Os espanhóis vivenciaram uma semana atrás o que Javier Milei chama de “princípio de revelação”. Trata-se de uma fórmula que ele utiliza para exibir como uma vitória qualquer derrota ou contratempo em que é protagonista, e que, neste caso, lançou contra o presidente do Governo espanhol, Pedro Sánchez. Em Argentina, gerou agitação, mas menos do que na Espanha; pois sempre repete a mesma estratégia. Milei comemorou uma inflação mensal de 8,8% — e interanual de 289% — como se fosse um gol da seleção argentina, está convencido de ser “o político mais popular do mundo” e que aqueles que se opõem a ele são “lilliputianos”. Visto de perto, o presidente comemora sobre um país em chamas.
Neste 25 de maio, o Governo convocou a cidadania argentina “a celebrar a liberdade” nas ruas de Córdoba, a cidade argentina em que Milei arrasou com mais de 70% dos votos nas eleições. Para esta data patriótica e neste mesmo lugar, Milei havia planejado assinar um solene Pacto de Maio com os governadores provinciais após a aprovação de sua lei principal, a qual denominou Lei de bases e pontos de partida para a liberdade dos argentinos. Milei assumiu em dezembro e nos primeiros dias apresentou o primeiro esboço da norma, com mais de 600 artigos, incluindo aquele com o qual pretende dotar-se de certas faculdades legislativas. Sua recusa em introduzir mudanças afundou a lei. Mas Milei se recusou a reconhecer essa derrota legislativa. Para ele, foi — através do princípio de revelação — parte de seu plano mestre para “desmascarar” os deputados da “casta” que, segundo seu discurso, só buscam manter seus privilégios.
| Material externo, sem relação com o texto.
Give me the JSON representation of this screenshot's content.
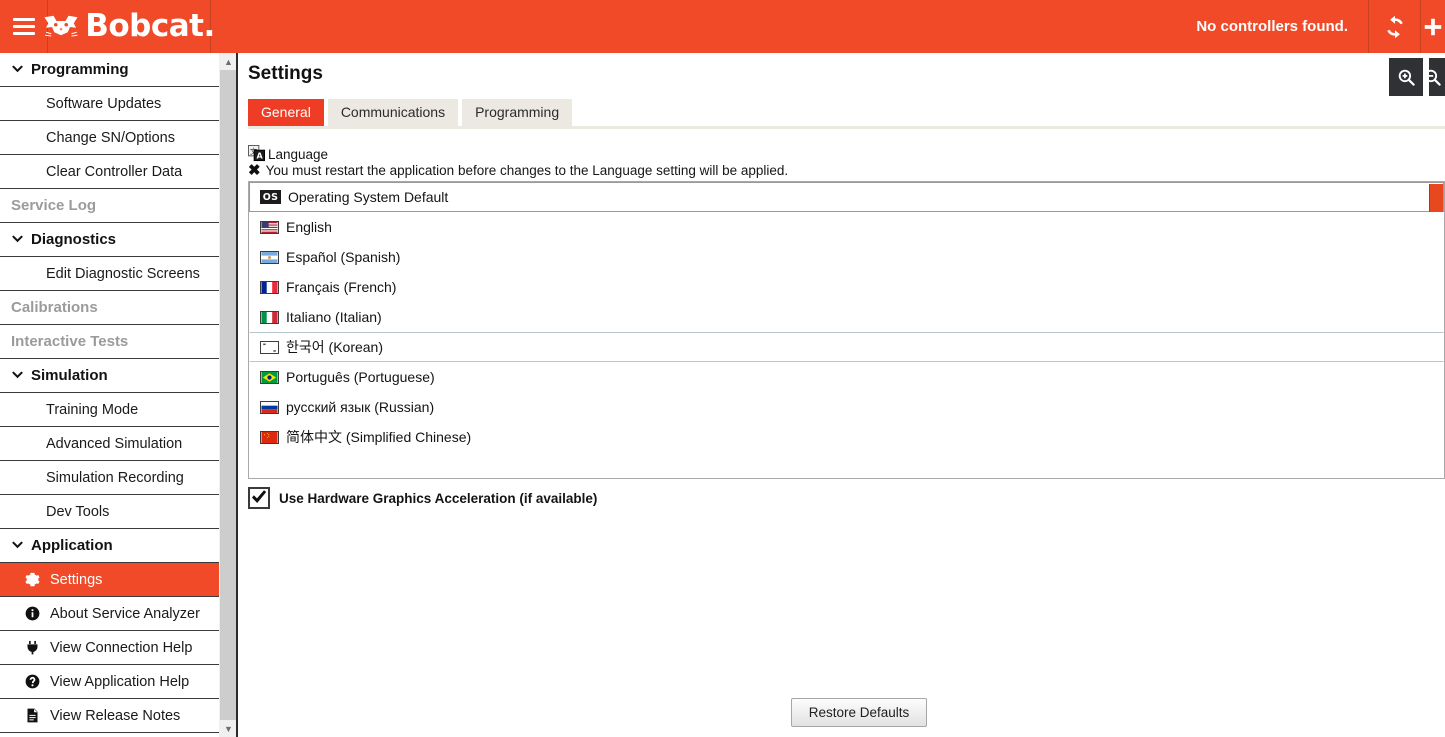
{
  "topbar": {
    "menu_icon": "hamburger-icon",
    "brand": "Bobcat",
    "brand_dot": ".",
    "status": "No controllers found.",
    "refresh_icon": "refresh-icon",
    "add_icon": "plus-icon"
  },
  "sidebar": {
    "groups": [
      {
        "label": "Programming",
        "items": [
          {
            "label": "Software Updates",
            "state": "normal"
          },
          {
            "label": "Change SN/Options",
            "state": "normal"
          },
          {
            "label": "Clear Controller Data",
            "state": "normal"
          },
          {
            "label": "Service Log",
            "state": "disabled"
          }
        ]
      },
      {
        "label": "Diagnostics",
        "items": [
          {
            "label": "Edit Diagnostic Screens",
            "state": "normal"
          },
          {
            "label": "Calibrations",
            "state": "disabled"
          },
          {
            "label": "Interactive Tests",
            "state": "disabled"
          }
        ]
      },
      {
        "label": "Simulation",
        "items": [
          {
            "label": "Training Mode",
            "state": "normal"
          },
          {
            "label": "Advanced Simulation",
            "state": "normal"
          },
          {
            "label": "Simulation Recording",
            "state": "normal"
          },
          {
            "label": "Dev Tools",
            "state": "normal"
          }
        ]
      },
      {
        "label": "Application",
        "items": [
          {
            "label": "Settings",
            "state": "active",
            "icon": "gear-icon"
          },
          {
            "label": "About Service Analyzer",
            "state": "normal",
            "icon": "info-icon"
          },
          {
            "label": "View Connection Help",
            "state": "normal",
            "icon": "plug-icon"
          },
          {
            "label": "View Application Help",
            "state": "normal",
            "icon": "question-icon"
          },
          {
            "label": "View Release Notes",
            "state": "normal",
            "icon": "document-icon"
          }
        ]
      }
    ]
  },
  "main": {
    "title": "Settings",
    "zoom_in_icon": "zoom-in-icon",
    "zoom_out_icon": "zoom-out-icon",
    "tabs": [
      {
        "label": "General",
        "active": true
      },
      {
        "label": "Communications",
        "active": false
      },
      {
        "label": "Programming",
        "active": false
      }
    ],
    "language": {
      "section_label": "Language",
      "section_icon": "language-icon",
      "restart_note": "You must restart the application before changes to the Language setting will be applied.",
      "restart_icon": "x-mark-icon",
      "options": [
        {
          "label": "Operating System Default",
          "icon": "os-badge",
          "state": "selected"
        },
        {
          "label": "English",
          "icon": "flag-us",
          "state": "normal"
        },
        {
          "label": "Español (Spanish)",
          "icon": "flag-ar",
          "state": "normal"
        },
        {
          "label": "Français (French)",
          "icon": "flag-fr",
          "state": "normal"
        },
        {
          "label": "Italiano (Italian)",
          "icon": "flag-it",
          "state": "normal"
        },
        {
          "label": "한국어 (Korean)",
          "icon": "flag-kr",
          "state": "focused"
        },
        {
          "label": "Português (Portuguese)",
          "icon": "flag-br",
          "state": "normal"
        },
        {
          "label": "русский язык (Russian)",
          "icon": "flag-ru",
          "state": "normal"
        },
        {
          "label": "简体中文 (Simplified Chinese)",
          "icon": "flag-cn",
          "state": "normal"
        }
      ]
    },
    "hardware_acceleration": {
      "label": "Use Hardware Graphics Acceleration (if available)",
      "checked": true
    },
    "restore_defaults_label": "Restore Defaults"
  },
  "colors": {
    "brand_red": "#f04a28",
    "tab_active": "#ef3c25",
    "tab_inactive": "#ece9e3",
    "sidebar_active": "#f04a28",
    "zoom_button": "#2f3134"
  }
}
Segundo ele, se nos deixarem fazer o que temos em mente, são eles que sabem que a política argentina não terá espaço para eles.
Quando o Governo liberou os preços dos seguros médicos privados, voltou atrás atacando-os por “terem declarado guerra à classe média”. Sua intenção de deixar de financiar as universidades públicas — e promover a educação privada com subsídios às famílias que a escolhem —, foi golpeada por uma manifestação massiva. O presidente recuou, não sem antes acusar seus opositores de “abordar uma causa nobre”, como a defesa da educação gratuita, para “prostituí-la”.
Adorni também fez malabarismos para justificar a viagem de Milei a Espanha como “privada” e também “pública”, para justificar o pagamento de uma viagem pessoal e partidária com dinheiro do Estado. Esta quarta-feira, uma empresa alugou para o presidente o estádio mais emblemático de Buenos Aires, o Luna Park. Milei subiu ao palco com sua banda de amigos para interpretar com eles o mesmo tema que cantou a capella em toda a campanha eleitoral. “Panic Show” soou três vezes, a última delas com Milei no microfone. Os argentinos o viram eufórico no Luna Park e ouviram Adorni apresentá-lo como “o máximo expoente da liberdade no mundo, doa a quem doer; o presidente com a melhor imagem do continente; o aniquilador do déficit fiscal”.
A economia argentina enfrenta uma recessão, queda no emprego e forte redução nos rendimentos. O mantra “não há dinheiro”, que Milei prega sobre os cofres públicos, se estendeu aos bolsos da maioria dos cidadãos. No último ano, de março a março, os salários dos setores público e privado tiveram um aumento médio de 200,8% de acordo com o Indec, enquanto a inflação foi de 287,9%.
Para enfrentar a inflação e o déficit, despertou-se uma vasta recessão, o declínio do emprego e uma forte queda nos rendimentos. A queda do consumo ficou evidente nas vendas nos supermercados: o Indec detalhou, para o período janeiro-março, uma queda de 11,5%. Milei tentou minimizar as más estatísticas e responsabilizar o Congresso por não aprovar sua lei de bases. As medidas de Milei acumulam críticas e já não apenas de setores de oposição, mas também de economistas até então próximos ao presidente.